On April 20, the 4th District Court of Appeal, Division 3, decided the case of Capistrano Taxpayers Association Inc. vs. City of San Juan Capistrano, in which the taxpayers sought to overturn the action of a local governmental body to impose, unilaterally without a vote, tiered rates not based on cost of service for the incremental levels of usage. The taxpayers argued that the city’s new rates violated Proposition 218, which requires public water agencies to base their rates on the actual costs of providing water at the various levels of usage. The trial court and the appellate court agreed with the taxpayers association on that issue.

On May 6, the city filed a petition for rehearing before the same court of appeal, but five days later the city requested withdrawal of its petition for rehearing, which the appellate court granted.

However, the court of appeal also took the opportunity to modify its opinion in several places, clarifying the avenues open to water agencies seeking to raise rates in tiers. The key modification was the insertion of the following paragraph:

“The way Proposition 218 operates, water rates that exceed the cost of service operate as a tax, similar to the way a ‘carbon tax’ might be imposed on the use of energy. But, we should emphasize: Just because such above-cost rates are a tax does not mean they cannot be imposed — they just have to be submitted to the relevant electorate and approved by the people in a vote. There is no reason, for example, why a water district or local government cannot, consistent with Proposition 218, seek the approval of the voters to impose a tax on water over a given level of usage — as we indicated earlier, that might be a good idea.

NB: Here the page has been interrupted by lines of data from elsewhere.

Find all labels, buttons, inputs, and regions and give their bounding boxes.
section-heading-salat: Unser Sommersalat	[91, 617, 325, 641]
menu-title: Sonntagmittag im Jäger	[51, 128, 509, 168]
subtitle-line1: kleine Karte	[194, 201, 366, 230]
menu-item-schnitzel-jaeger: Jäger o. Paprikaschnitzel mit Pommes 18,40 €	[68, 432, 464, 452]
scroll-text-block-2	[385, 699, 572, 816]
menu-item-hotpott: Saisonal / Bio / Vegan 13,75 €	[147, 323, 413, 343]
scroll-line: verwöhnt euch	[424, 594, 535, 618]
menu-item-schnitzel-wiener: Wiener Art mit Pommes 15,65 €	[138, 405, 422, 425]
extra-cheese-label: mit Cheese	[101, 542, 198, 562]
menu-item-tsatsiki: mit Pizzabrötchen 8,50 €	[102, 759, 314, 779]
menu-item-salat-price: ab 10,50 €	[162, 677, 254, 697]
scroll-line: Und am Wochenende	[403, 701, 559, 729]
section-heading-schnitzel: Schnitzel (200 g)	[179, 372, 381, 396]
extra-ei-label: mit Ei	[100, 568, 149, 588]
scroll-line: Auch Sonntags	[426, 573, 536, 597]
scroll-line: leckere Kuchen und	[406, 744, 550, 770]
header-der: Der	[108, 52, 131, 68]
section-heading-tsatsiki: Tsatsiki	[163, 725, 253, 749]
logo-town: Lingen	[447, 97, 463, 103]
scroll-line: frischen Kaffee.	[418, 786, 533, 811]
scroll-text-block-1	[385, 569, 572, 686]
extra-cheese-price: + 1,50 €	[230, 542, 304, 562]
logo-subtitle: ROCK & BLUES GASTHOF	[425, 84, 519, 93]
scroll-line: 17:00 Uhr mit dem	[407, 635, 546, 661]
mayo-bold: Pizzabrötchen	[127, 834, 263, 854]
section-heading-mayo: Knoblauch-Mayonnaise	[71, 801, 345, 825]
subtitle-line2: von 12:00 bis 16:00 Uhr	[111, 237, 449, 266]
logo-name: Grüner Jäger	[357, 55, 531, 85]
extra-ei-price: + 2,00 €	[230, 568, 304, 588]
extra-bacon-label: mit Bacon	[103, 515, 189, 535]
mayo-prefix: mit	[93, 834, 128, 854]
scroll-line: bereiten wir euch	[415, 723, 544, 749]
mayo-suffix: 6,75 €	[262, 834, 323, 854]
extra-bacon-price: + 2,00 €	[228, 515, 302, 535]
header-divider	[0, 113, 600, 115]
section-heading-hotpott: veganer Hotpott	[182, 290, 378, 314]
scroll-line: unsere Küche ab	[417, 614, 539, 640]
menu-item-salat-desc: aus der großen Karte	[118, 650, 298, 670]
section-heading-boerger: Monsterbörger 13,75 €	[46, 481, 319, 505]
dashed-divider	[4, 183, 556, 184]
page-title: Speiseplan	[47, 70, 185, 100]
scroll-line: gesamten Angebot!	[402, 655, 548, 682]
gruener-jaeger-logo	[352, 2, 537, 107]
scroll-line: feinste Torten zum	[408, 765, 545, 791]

“However, if a local government body chooses to impose tiered rates unilaterally without a vote, those tiers must be based on cost of service for the incremental level of usage, not pre-determined budgets. (For the moment, of course, we need not decide whether such a proposed tax would constitute a general tax or special tax.)” (Capistrano Taxpayers Association, Inc. v. City of San Juan Capistrano, G048969, modified May 19, 2015, p. 27)

Consequently, any of our local water agencies who may seek to establish tiered rates, or raise existing ones, must either base the new rates on the cost of service for each tier or bring them before the people of the district for a vote.

One aside: We recently received an emphatic email from a disbarred attorney attempting to convince us, and presumably other newspapers, that decisions of the 4th District, Division 3, have no statewide application, but are limited to the geographical area of the 4th District, or perhaps even of Division 3 — in which Idyllwild is not. That contention is false.

It is elementary law that “[D]ecisions of every division of the District Courts of Appeal are binding upon all the justice and municipal courts and upon all the Superior Courts of this state, and this is so whether or not the Superior Court is acting as a trial or appellate court. Courts exercising inferior jurisdiction must accept the law declared by courts of superior jurisdiction. It is not their function to attempt to overrule decisions of a higher court.” (Auto Equity Sales, Inc. v. Superior Court (1962) 57 Cal.2d 450, 455)

Consequently, a published 4th District opinion is binding on every trial court in California hearing a relevant water agency matter — and it will remain so binding unless and until a court of appeal of another appellate district renders a published decision to the contrary or the California Supreme Court decides the issue itself.